If there is any encouraging news, it’s this: The Macedonian scheme is only hugely profitable thanks to Donald Trump. A wily and unscrupulous traffic publisher can likely make money off of pages centered around right-wing (or left-wing) news more broadly, but only Trump — popular, omnipresent, engaged in a high-stakes and time-limited battle — is inflating a small bubble in Facebook traffic arbitrage. If he fades from view, a number of these pages, and their proprietors, will shut down their sites and, with any luck, find a line of work less directly mendacious.

But not all of them. The problem of fake news on Facebook may be exacerbated by this particularly charged election season and its polarizing main figure, but its roots are in the structure of how information disseminates online. So long as social media makes it easy for incorrect information to travel quickly across its networks, and so long as ad networks make it possible to make money off getting people to look at stuff, this problem will be with us.

It might seem relatively simple to demand that Facebook, the most powerful media company on the planet, start clearly marking (or even suppressing) hoax or fake news sites — to assume editorial responsibility over the content published on its site. But determining the reliability or truth of a given news outlet or story has become a political project as much as an empirical one, and political projects tend to make hugely profitable businesses with large customer bases very nervous. When it was discovered that the “editors” of Facebook’s “trending” widget were ignoring “trending topics” linked to conservative stories (mostly spurious or unnewsworthy ones), the company fired them, appeasing conservative outrage. Almost immediately, fake news — all of it conservative — started popping up intermittently in the “trending” widget. As we’ve said in the past, Facebook’s hoax-news problem is rooted in a conservative movement that has no loyalty to facts — but Facebook has no desire to reinsert itself into an argument it can’t possibly win.

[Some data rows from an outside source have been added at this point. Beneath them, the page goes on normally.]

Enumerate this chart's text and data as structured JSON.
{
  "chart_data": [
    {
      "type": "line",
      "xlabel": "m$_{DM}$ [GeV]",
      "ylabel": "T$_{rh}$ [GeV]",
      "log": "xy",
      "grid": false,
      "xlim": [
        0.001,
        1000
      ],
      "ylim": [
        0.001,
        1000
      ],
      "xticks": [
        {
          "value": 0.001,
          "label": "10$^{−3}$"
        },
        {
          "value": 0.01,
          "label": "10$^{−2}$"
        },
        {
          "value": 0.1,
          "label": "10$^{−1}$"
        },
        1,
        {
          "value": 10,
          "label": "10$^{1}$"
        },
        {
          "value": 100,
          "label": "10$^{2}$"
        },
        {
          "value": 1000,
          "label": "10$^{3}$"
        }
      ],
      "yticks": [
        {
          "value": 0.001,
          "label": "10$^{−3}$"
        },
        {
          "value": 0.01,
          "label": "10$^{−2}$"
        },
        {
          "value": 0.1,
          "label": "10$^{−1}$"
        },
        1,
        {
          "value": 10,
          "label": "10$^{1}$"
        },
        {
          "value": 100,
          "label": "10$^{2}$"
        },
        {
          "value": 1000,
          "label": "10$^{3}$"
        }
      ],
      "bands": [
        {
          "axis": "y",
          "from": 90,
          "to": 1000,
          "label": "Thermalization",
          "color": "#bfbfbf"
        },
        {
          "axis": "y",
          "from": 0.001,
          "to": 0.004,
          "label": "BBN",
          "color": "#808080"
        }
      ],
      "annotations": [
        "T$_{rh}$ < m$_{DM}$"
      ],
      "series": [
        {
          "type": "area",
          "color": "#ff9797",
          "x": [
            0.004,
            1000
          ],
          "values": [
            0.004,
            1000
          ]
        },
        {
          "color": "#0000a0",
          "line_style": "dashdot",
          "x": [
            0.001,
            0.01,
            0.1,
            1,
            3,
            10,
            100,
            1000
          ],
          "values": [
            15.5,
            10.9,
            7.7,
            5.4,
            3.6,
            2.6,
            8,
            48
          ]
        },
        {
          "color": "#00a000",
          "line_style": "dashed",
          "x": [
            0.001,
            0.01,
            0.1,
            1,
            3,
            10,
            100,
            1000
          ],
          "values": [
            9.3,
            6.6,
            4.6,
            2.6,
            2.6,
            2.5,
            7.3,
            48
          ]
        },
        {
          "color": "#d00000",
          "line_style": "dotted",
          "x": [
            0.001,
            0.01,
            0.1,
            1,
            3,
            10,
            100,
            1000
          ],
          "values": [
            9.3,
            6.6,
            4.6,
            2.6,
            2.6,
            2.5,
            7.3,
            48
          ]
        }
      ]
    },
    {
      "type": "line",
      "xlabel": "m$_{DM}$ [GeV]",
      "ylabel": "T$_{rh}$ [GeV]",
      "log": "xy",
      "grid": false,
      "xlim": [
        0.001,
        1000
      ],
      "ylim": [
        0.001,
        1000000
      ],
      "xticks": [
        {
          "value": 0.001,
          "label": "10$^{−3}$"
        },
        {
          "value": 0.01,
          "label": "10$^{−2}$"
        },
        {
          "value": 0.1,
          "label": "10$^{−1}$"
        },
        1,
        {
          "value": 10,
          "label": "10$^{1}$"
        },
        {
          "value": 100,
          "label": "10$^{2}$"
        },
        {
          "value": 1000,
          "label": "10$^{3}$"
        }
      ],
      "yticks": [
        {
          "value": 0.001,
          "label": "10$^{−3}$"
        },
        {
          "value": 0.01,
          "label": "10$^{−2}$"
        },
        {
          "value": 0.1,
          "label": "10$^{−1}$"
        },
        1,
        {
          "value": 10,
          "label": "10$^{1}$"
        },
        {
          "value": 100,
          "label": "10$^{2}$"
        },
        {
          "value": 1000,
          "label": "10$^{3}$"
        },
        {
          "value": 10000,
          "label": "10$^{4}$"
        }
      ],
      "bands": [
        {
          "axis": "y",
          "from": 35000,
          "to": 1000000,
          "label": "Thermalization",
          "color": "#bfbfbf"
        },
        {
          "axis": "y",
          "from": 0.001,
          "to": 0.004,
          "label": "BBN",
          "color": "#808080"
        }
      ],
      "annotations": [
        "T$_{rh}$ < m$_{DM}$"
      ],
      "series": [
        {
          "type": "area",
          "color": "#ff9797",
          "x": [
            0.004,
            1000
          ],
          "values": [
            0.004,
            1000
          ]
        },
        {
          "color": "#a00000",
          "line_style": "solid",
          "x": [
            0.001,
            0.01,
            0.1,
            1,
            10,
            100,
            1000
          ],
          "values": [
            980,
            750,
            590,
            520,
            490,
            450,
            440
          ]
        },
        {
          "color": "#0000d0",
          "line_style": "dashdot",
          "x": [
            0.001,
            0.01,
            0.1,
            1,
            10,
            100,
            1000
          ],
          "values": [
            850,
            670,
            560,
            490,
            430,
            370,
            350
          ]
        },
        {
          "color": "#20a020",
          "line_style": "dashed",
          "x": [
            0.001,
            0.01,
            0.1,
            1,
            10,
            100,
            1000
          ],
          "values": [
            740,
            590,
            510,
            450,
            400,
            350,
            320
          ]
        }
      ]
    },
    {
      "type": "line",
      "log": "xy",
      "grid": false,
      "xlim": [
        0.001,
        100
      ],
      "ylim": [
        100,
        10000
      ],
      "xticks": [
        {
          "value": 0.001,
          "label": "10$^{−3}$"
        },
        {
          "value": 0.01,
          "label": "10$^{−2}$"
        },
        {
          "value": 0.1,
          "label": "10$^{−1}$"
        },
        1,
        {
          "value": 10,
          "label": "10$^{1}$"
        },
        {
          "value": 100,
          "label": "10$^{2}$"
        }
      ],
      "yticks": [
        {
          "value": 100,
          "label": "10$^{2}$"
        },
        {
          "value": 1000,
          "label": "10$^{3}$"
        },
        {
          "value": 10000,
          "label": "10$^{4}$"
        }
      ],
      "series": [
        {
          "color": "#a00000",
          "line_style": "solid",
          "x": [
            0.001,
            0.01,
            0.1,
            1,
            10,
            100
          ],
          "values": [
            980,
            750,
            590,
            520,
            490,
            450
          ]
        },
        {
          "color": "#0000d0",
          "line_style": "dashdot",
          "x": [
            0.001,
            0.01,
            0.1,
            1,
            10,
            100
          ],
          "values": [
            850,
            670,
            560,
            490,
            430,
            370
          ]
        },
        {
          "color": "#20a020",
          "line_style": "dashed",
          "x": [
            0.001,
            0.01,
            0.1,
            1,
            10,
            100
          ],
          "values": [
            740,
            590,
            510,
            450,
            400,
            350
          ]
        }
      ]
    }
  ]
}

More depressingly, even if we were able to convince Facebook to accept the civic responsibility associated with its power (and good luck there), where would it begin? One-quarter of the world’s population uses Facebook; hundreds of millions of links are posted to the site every day. Right now, the company contracts vast rooms of moderators in the Philippines and elsewhere to review flagged images and posts for offensive content. Imagine the kind of resources it’d take to start actively moderating links not just for offensiveness but for accuracy, especially given the current moderators’ mixed success at the complex and culturally driven process of determining which content is offensive.

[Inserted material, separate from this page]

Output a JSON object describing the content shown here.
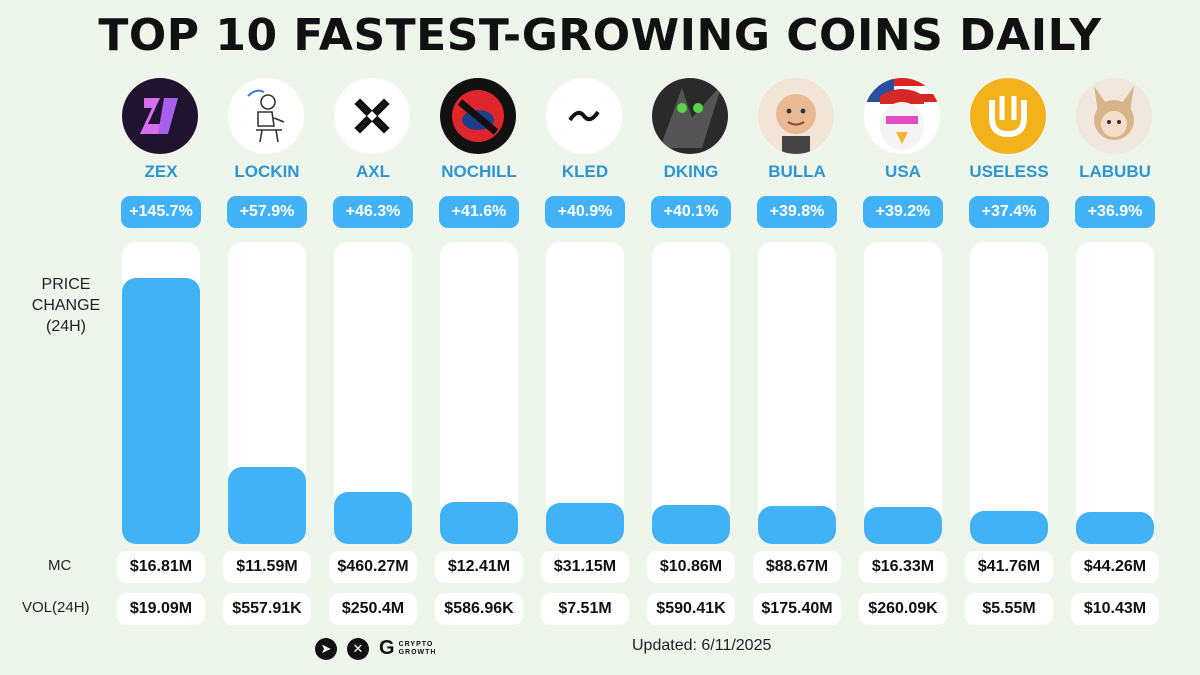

But, ultimately, the problem isn’t just that Facebook doesn’t have the resources to pay for an army of well-paid, nuance-trained American editor-moderators (because, well: it does). It’s that doing so would undermine Facebook’s entire project. Facebook is built to engage its users, and to reward those users who produce engaging content. Every buzzkill debunking, every warning of caution, makes the site as a whole less engaging. This isn’t, really, Facebook’s fault, even: The bias toward news that confirms your beliefs — and the instinct to share that news — goes deep. All Facebook is doing is leveraging it. If it stops doing so, someone else will.

Correction: This article initially referred to the Macedonian teenagers maintaining hoax news sites on Facebook as “post-Soviet.” However, as many readers have pointed out, Macedonia was a federal subject of the Socialist Federal Republic of Yugoslavia, which was officially nonaligned and pointedly independent from the Soviet Union. The reference to the particular 20th-century political cosmology from which the teenagers are “post-” has been updated.